As spotted by The Register, the report issued by Microsoft following a nearly seven-hour outage last week that affected customers of Azure’s North Europe region is a model for what cloud customers should expect in an outage report. Maintenance workers at a data center in the region accidentally released fire suppressant materials, which triggered a shutdown of the cooling units that keep data centers up and running in order to contain the release. That meant that “the ambient temperature in isolated areas of the impacted suppression zone rose above normal operational parameters,” Microsoft said in its report.

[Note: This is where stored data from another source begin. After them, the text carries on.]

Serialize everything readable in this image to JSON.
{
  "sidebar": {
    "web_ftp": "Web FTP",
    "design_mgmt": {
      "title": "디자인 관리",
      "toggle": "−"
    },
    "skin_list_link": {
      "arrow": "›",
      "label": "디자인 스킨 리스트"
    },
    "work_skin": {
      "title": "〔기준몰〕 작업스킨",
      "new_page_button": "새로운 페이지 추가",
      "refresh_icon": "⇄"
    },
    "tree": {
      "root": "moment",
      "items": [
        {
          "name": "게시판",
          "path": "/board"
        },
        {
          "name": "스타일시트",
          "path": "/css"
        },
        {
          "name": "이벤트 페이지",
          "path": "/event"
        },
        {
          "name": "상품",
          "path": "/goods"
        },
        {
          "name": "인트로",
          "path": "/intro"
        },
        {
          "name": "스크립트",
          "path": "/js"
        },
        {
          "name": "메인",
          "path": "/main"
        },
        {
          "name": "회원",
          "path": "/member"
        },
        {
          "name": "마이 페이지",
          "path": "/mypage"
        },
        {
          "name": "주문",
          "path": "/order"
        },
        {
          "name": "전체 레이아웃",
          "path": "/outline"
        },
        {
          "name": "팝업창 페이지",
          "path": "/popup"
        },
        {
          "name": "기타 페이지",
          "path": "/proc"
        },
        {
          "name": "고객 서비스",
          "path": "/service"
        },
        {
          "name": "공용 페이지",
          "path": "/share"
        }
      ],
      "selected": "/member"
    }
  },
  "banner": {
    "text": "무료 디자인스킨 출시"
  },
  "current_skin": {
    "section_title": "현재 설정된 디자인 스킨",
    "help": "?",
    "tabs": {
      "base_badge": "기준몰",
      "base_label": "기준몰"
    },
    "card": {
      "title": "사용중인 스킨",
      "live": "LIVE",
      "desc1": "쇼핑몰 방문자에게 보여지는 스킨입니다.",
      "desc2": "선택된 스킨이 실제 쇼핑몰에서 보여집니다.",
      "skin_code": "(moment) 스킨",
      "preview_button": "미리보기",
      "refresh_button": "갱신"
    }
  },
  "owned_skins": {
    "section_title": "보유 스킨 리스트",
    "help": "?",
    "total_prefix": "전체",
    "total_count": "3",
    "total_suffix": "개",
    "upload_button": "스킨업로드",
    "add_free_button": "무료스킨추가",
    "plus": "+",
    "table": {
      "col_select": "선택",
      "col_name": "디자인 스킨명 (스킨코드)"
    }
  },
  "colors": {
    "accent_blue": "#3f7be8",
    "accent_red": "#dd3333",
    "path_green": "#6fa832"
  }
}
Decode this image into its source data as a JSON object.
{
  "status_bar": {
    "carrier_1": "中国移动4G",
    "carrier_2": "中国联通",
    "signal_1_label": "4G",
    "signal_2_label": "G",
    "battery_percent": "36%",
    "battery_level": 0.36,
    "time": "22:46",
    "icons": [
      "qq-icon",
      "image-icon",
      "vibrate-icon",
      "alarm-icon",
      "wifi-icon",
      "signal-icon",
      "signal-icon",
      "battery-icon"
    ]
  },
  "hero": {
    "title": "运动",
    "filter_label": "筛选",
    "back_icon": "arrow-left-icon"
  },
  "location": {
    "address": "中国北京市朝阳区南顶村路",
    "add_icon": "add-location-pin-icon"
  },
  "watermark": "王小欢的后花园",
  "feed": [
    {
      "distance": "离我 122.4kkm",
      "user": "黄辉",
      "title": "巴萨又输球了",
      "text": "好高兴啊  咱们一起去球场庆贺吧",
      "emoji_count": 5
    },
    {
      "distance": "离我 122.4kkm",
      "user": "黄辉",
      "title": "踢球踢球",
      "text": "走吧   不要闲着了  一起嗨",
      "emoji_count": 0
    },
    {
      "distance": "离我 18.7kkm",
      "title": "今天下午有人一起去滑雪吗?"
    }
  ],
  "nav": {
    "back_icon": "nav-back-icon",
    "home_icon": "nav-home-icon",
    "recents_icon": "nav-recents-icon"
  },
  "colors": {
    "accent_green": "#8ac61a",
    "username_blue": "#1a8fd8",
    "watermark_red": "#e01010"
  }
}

Servers and data storage units are designed to recognize when the temperature rises and either shut down or reboot themselves in order to prevent failures. But some of those units “did not shutdown in a controlled manner. As a result, additional time was required to troubleshoot and recover the impacted resources,” Microsoft said. The outage knocked a host of services, including Virtual Machines, Azure Backup, and Azure Functions, offline for several hours until Microsoft could get enough servers and storage units working again to handle everyone’s workloads in the region.
The whole report is available here. Anyone who lost revenue during the outage is unlikely to be totally satisfied with merely a comprehensive report, to be sure. But cloud customers should demand this level of detail from their providers after any significant outage: scroll down the page from the Northern Europe report and read the other reports that affected Azure regions over the last few weeks, they’re not exactly detailed. Amazon Web Services and Google are hardly better when it comes to explaining exactly why their services were offline.
Whether an outage was caused human error, an act of God, or something in between, cloud computing is still run by human beings for human beings. Building trust in that relationship is a good way to retain customers, and detailed reports are a good reminder for customers that always-on cloud computing is an extremely difficult thing to do at scale, even at the most state-of-the-art data centers.